Ce paradoxe est que lorsque l’activité productive est à bout de souffle, la croissance ne peut plus répondre aux appétits du capital tout en laissant suffisamment de marge à l’économie réelle. S’il n’y a plus de croissance potentielle, c’est la dette qui gonfle pour combler le manque. C’est pour cette raison que les banques centrales font ce que l’on appelle les « quantitative easings ». C’est-à-dire que celles-ci achètent les titres de dette afin d’éviter qu’elles ne perdent pas de valeur, ce qui implique aussi d’assurer le financement des États à taux bas, malgré le fait que ces dettes ne risquent pas d’être payées de sitôt !

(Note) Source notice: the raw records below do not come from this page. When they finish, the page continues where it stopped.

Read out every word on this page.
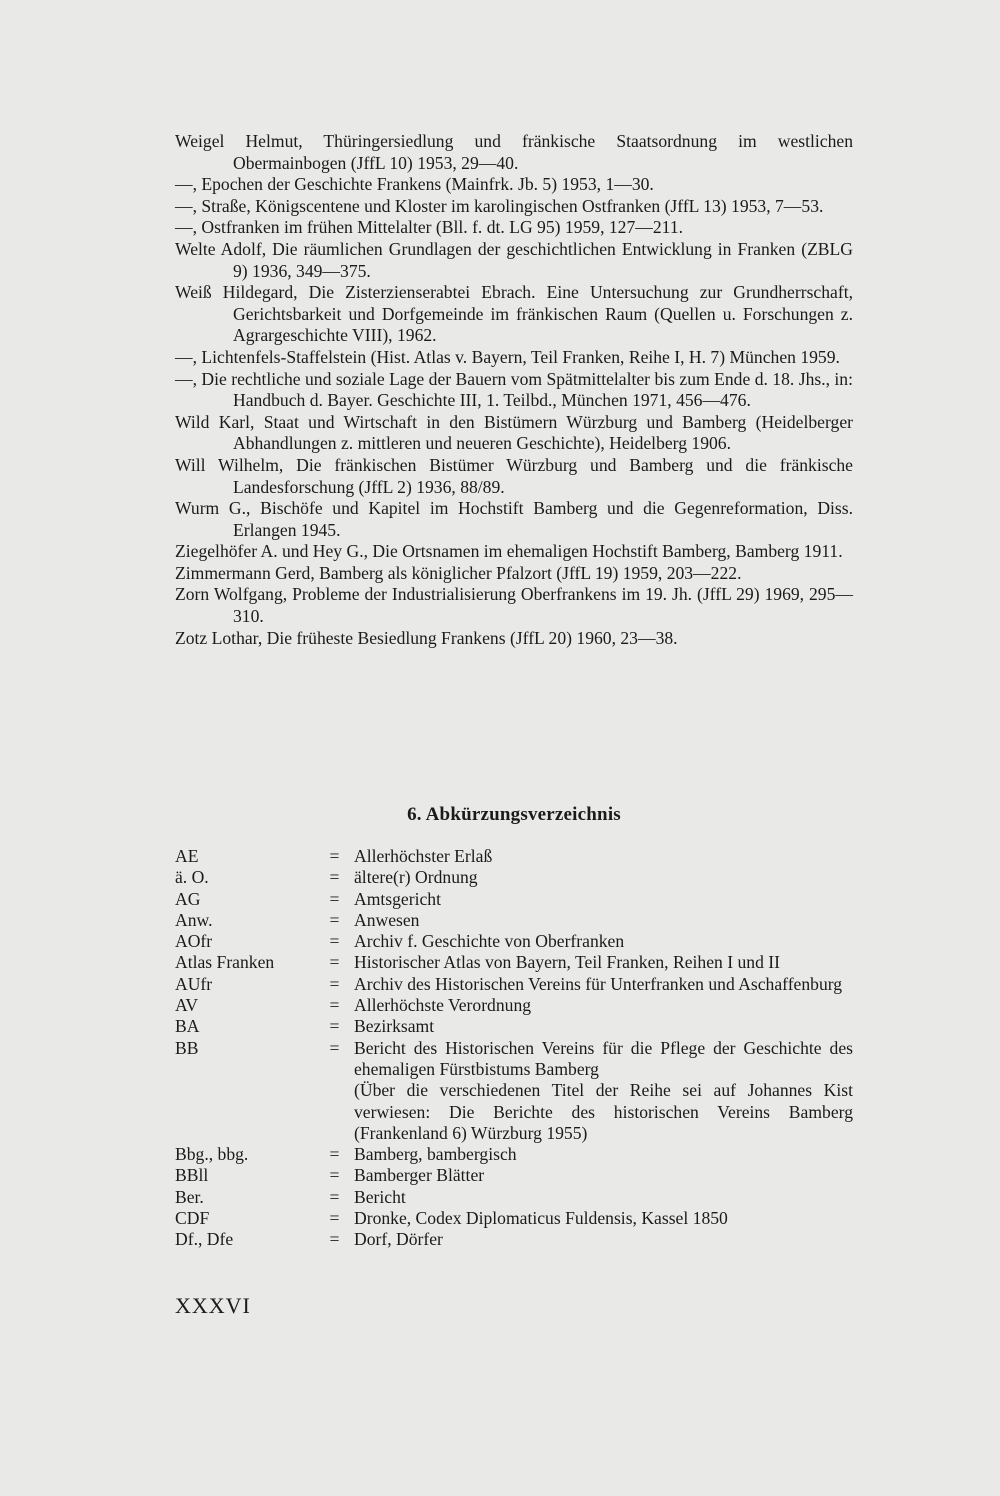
Weigel Helmut, Thüringersiedlung und fränkische Staatsordnung im westlichen Obermainbogen (JffL 10) 1953, 29—40.

—, Epochen der Geschichte Frankens (Mainfrk. Jb. 5) 1953, 1—30.

—, Straße, Königscentene und Kloster im karolingischen Ostfranken (JffL 13) 1953, 7—53.

—, Ostfranken im frühen Mittelalter (Bll. f. dt. LG 95) 1959, 127—211.

Welte Adolf, Die räumlichen Grundlagen der geschichtlichen Entwicklung in Franken (ZBLG 9) 1936, 349—375.

Weiß Hildegard, Die Zisterzienserabtei Ebrach. Eine Untersuchung zur Grundherrschaft, Gerichtsbarkeit und Dorfgemeinde im fränkischen Raum (Quellen u. Forschungen z. Agrargeschichte VIII), 1962.

—, Lichtenfels-Staffelstein (Hist. Atlas v. Bayern, Teil Franken, Reihe I, H. 7) München 1959.

—, Die rechtliche und soziale Lage der Bauern vom Spätmittelalter bis zum Ende d. 18. Jhs., in: Handbuch d. Bayer. Geschichte III, 1. Teilbd., München 1971, 456—476.

Wild Karl, Staat und Wirtschaft in den Bistümern Würzburg und Bamberg (Heidelberger Abhandlungen z. mittleren und neueren Geschichte), Heidelberg 1906.

Will Wilhelm, Die fränkischen Bistümer Würzburg und Bamberg und die fränkische Landesforschung (JffL 2) 1936, 88/89.

Wurm G., Bischöfe und Kapitel im Hochstift Bamberg und die Gegenreformation, Diss. Erlangen 1945.

Ziegelhöfer A. und Hey G., Die Ortsnamen im ehemaligen Hochstift Bamberg, Bamberg 1911.

Zimmermann Gerd, Bamberg als königlicher Pfalzort (JffL 19) 1959, 203—222.

Zorn Wolfgang, Probleme der Industrialisierung Oberfrankens im 19. Jh. (JffL 29) 1969, 295—310.

Zotz Lothar, Die früheste Besiedlung Frankens (JffL 20) 1960, 23—38.

6. Abkürzungsverzeichnis
AE	= Allerhöchster Erlaß
ä. O.	= ältere(r) Ordnung
AG	= Amtsgericht
Anw.	= Anwesen
AOfr	= Archiv f. Geschichte von Oberfranken
Atlas Franken	= Historischer Atlas von Bayern, Teil Franken, Reihen I und II
AUfr	= Archiv des Historischen Vereins für Unterfranken und Aschaffenburg
AV	= Allerhöchste Verordnung
BA	= Bezirksamt
BB	= Bericht des Historischen Vereins für die Pflege der Geschichte des ehemaligen Fürstbistums Bamberg

(Über die verschiedenen Titel der Reihe sei auf Johannes Kist verwiesen: Die Berichte des historischen Vereins Bamberg (Frankenland 6) Würzburg 1955)

Bbg., bbg.	= Bamberg, bambergisch
BBll	= Bamberger Blätter
Ber.	= Bericht
CDF	= Dronke, Codex Diplomaticus Fuldensis, Kassel 1850
Df., Dfe	= Dorf, Dörfer
XXXVI
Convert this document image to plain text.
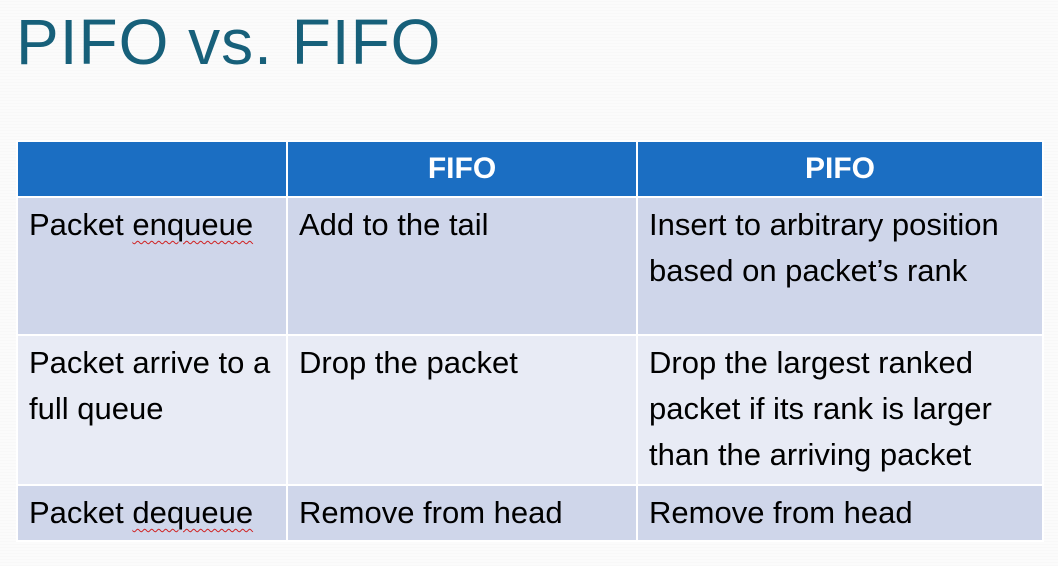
PIFO vs. FIFO
	FIFO	PIFO
Packet enqueue	Add to the tail	Insert to arbitrary position based on packet’s rank

Packet arrive to a full queue	Drop the packet	Drop the largest ranked packet if its rank is larger than the arriving packet

Packet dequeue	Remove from head	Remove from head
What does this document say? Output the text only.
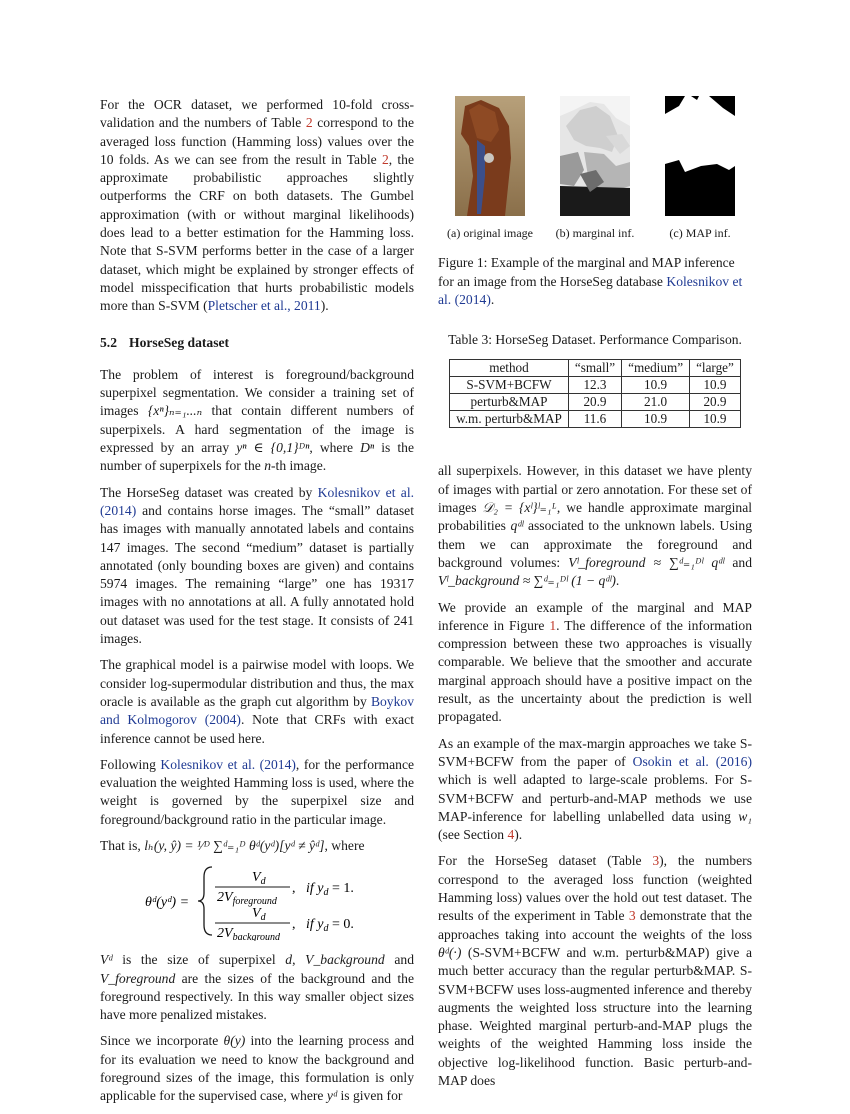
For the OCR dataset, we performed 10-fold cross-validation and the numbers of Table 2 correspond to the averaged loss function (Hamming loss) values over the 10 folds. As we can see from the result in Table 2, the approximate probabilistic approaches slightly outperforms the CRF on both datasets. The Gumbel approximation (with or without marginal likelihoods) does lead to a better estimation for the Hamming loss. Note that S-SVM performs better in the case of a larger dataset, which might be explained by stronger effects of model misspecification that hurts probabilistic models more than S-SVM (Pletscher et al., 2011).

5.2 HorseSeg dataset

The problem of interest is foreground/background superpixel segmentation. We consider a training set of images {xⁿ}ₙ₌₁...ₙ that contain different numbers of superpixels. A hard segmentation of the image is expressed by an array yⁿ ∈ {0,1}ᴰⁿ, where Dⁿ is the number of superpixels for the n-th image.

The HorseSeg dataset was created by Kolesnikov et al. (2014) and contains horse images. The “small” dataset has images with manually annotated labels and contains 147 images. The second “medium” dataset is partially annotated (only bounding boxes are given) and contains 5974 images. The remaining “large” one has 19317 images with no annotations at all. A fully annotated hold out dataset was used for the test stage. It consists of 241 images.

The graphical model is a pairwise model with loops. We consider log-supermodular distribution and thus, the max oracle is available as the graph cut algorithm by Boykov and Kolmogorov (2004). Note that CRFs with exact inference cannot be used here.

Following Kolesnikov et al. (2014), for the performance evaluation the weighted Hamming loss is used, where the weight is governed by the superpixel size and foreground/background ratio in the particular image.

That is, lₕ(y, ŷ) = ¹⁄ᴰ ∑ᵈ₌₁ᴰ θᵈ(yᵈ)[yᵈ ≠ ŷᵈ], where

θᵈ(yᵈ) =
$V_d$
$2V_{foreground}$
, if $y_d = 1$.
$V_d$
$2V_{background}$
, if $y_d = 0$.

Vᵈ is the size of superpixel d, V_background and V_foreground are the sizes of the background and the foreground respectively. In this way smaller object sizes have more penalized mistakes.

Since we incorporate θ(y) into the learning process and for its evaluation we need to know the background and foreground sizes of the image, this formulation is only applicable for the supervised case, where yᵈ is given for

(a) original image	(b) marginal inf.	(c) MAP inf.

Figure 1: Example of the marginal and MAP inference for an image from the HorseSeg database Kolesnikov et al. (2014).

Table 3: HorseSeg Dataset. Performance Comparison.
method	“small”	“medium”	“large”
S-SVM+BCFW	12.3	10.9	10.9
perturb&MAP	20.9	21.0	20.9
w.m. perturb&MAP	11.6	10.9	10.9

all superpixels. However, in this dataset we have plenty of images with partial or zero annotation. For these set of images 𝒟₂ = {xˡ}ˡ₌₁ᴸ, we handle approximate marginal probabilities qᵈˡ associated to the unknown labels. Using them we can approximate the foreground and background volumes: Vˡ_foreground ≈ ∑ᵈ₌₁ᴰˡ qᵈˡ and Vˡ_background ≈ ∑ᵈ₌₁ᴰˡ (1 − qᵈˡ).

We provide an example of the marginal and MAP inference in Figure 1. The difference of the information compression between these two approaches is visually comparable. We believe that the smoother and accurate marginal approach should have a positive impact on the result, as the uncertainty about the prediction is well propagated.

As an example of the max-margin approaches we take S-SVM+BCFW from the paper of Osokin et al. (2016) which is well adapted to large-scale problems. For S-SVM+BCFW and perturb-and-MAP methods we use MAP-inference for labelling unlabelled data using w₁ (see Section 4).

For the HorseSeg dataset (Table 3), the numbers correspond to the averaged loss function (weighted Hamming loss) values over the hold out test dataset. The results of the experiment in Table 3 demonstrate that the approaches taking into account the weights of the loss θᵈ(·) (S-SVM+BCFW and w.m. perturb&MAP) give a much better accuracy than the regular perturb&MAP. S-SVM+BCFW uses loss-augmented inference and thereby augments the weighted loss structure into the learning phase. Weighted marginal perturb-and-MAP plugs the weights of the weighted Hamming loss inside the objective log-likelihood function. Basic perturb-and-MAP does
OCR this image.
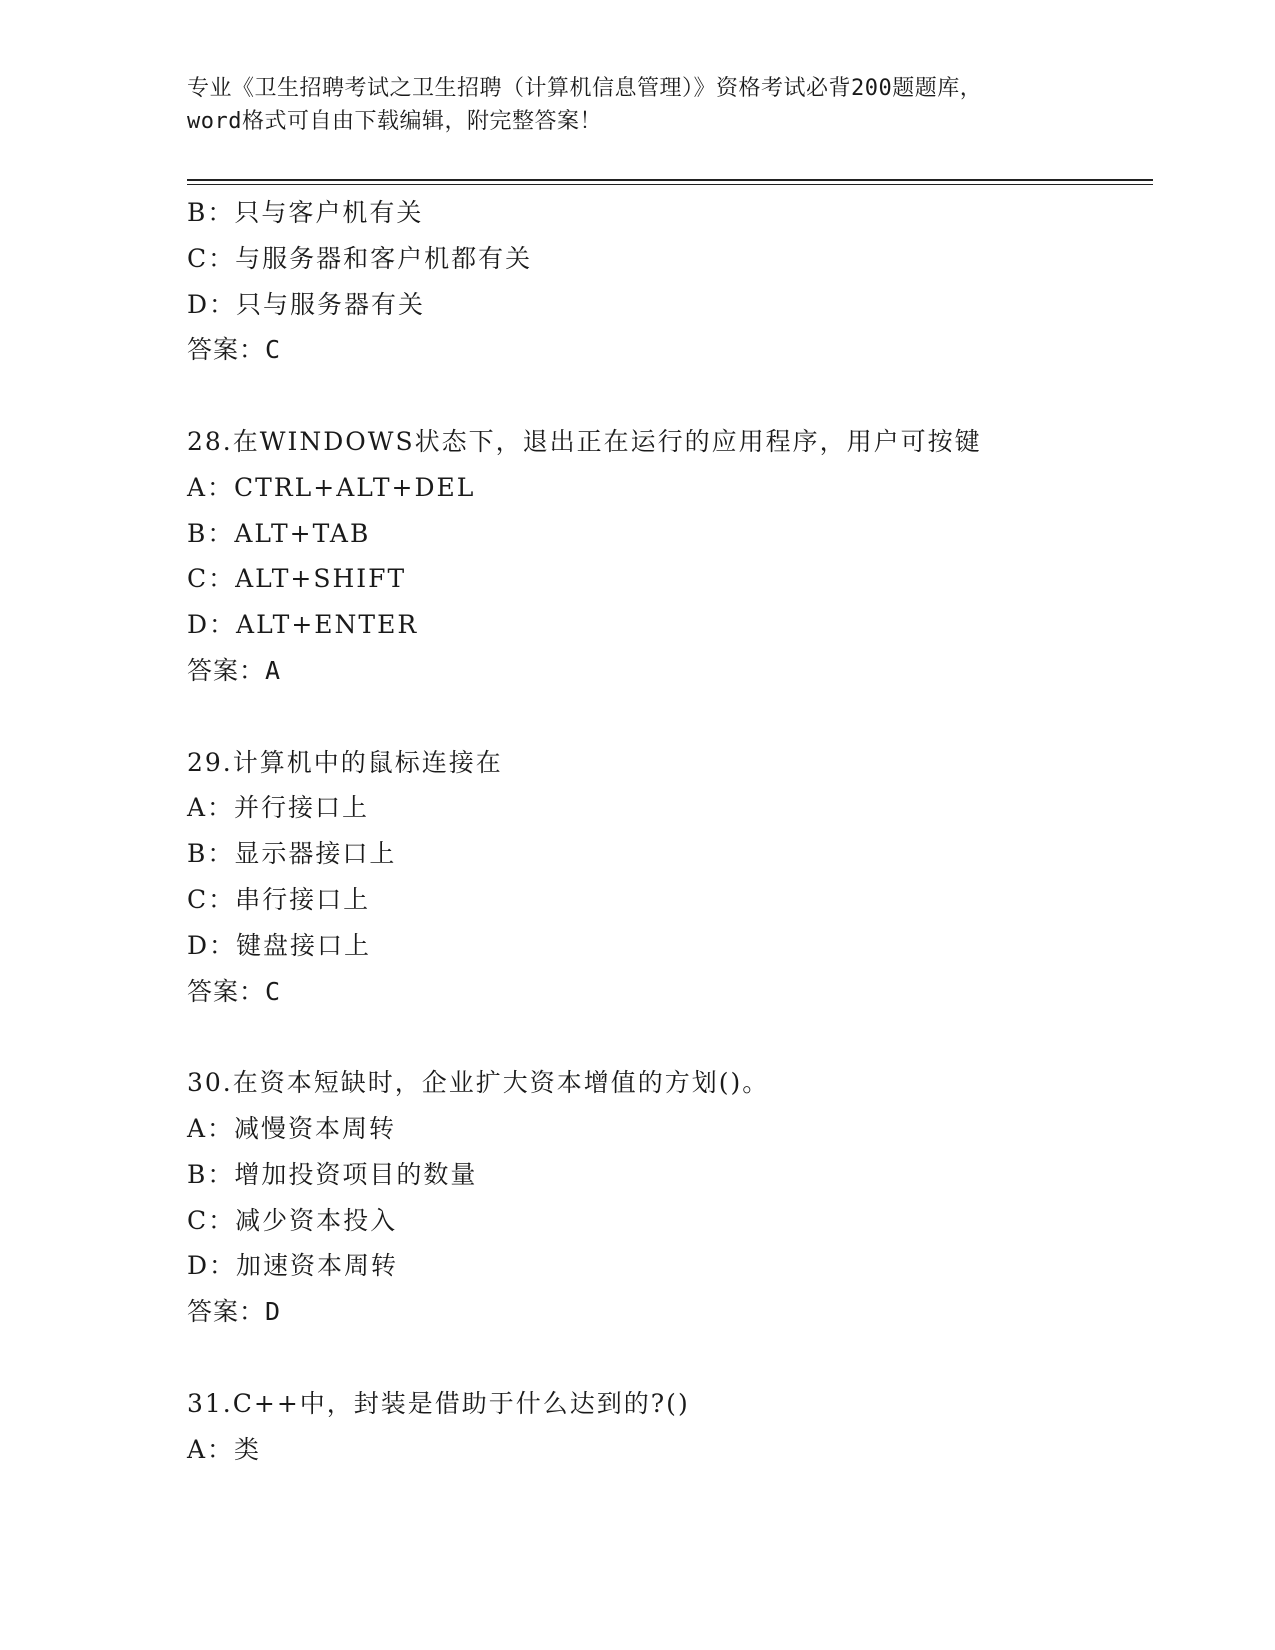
专业《卫生招聘考试之卫生招聘（计算机信息管理）》资格考试必背200题题库，
word格式可自由下载编辑，附完整答案！
B：只与客户机有关
C：与服务器和客户机都有关
D：只与服务器有关
答案：C
28.在WINDOWS状态下，退出正在运行的应用程序，用户可按键
A：CTRL+ALT+DEL
B：ALT+TAB
C：ALT+SHIFT
D：ALT+ENTER
答案：A
29.计算机中的鼠标连接在
A：并行接口上
B：显示器接口上
C：串行接口上
D：键盘接口上
答案：C
30.在资本短缺时，企业扩大资本增值的方划()。
A：减慢资本周转
B：增加投资项目的数量
C：减少资本投入
D：加速资本周转
答案：D
31.C++中，封装是借助于什么达到的?()
A：类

Mais, entre l’achat automatique des dettes d’États, obtenus sur le marché privé, via les banques centrales (à des taux quasi nuls, voire négatifs) et le financement direct et sans intérêts des États par les banques centrales, quelle est la différence ? La différence se trouve dans une simple question de principe. Et justement, ce principe est primordial, car c’est ce raisonnement idéologique qui justifie que nous devions accepter de nous appauvrir dans un monde où les richesses explosent, au nom de dettes qui résultent d’un modèle économique défaillant.
La croissance économique implique naturellement de la création monétaire, mais la création monétaire engendre mécaniquement de la dette puisque l’essentiel de l’argent est tout simplement des crédits, donc de la dette. Mais, ironiquement, l’excès de dette justifie la baisse de l’investissement, les mises à pied et l’austérité des entreprises comme des États. L’austérité et le chômage impliquent ensuite une baisse de la consommation, qui fait baisser, par effet de rebond, les revenus des États et celui des entreprises. Malheureusement, la schizophrénie des dirigeants est telle que personne ne semble réaliser que si tous les pays pratiquent l’austérité dans un cadre de libre-échange, c’est tout simplement la consommation mondiale qui tend vers le bas.
Comme nous le constatons, derrière la théorie néolibérale, se cache tous simplement les intérêts primaires des riches, mais intellectualisés en théorie pseudo-scientifique. Mais le drame de notre monde est que les dirigeants ont fini par croire en leur propre propagande et en deviennent carrément incapables d’être simplement pragmatiques. Cela n’est cependant pas le fruit du hasard, car l’idéologie des riches est le reflet de leurs intérêts matériels et économiques. Ce qui influence leur vision éthique de la société, mais aussi la manière dont ils analysent le réel. C’est pourquoi ces si savantes personnes persistent à recommander des politiques économiques mortifères, qui détruisent à la fois l’environnement et la stabilité économique. En définitive, ils scient la branche sur laquelle ils sont assis et celle-ci est visiblement en train de craquer !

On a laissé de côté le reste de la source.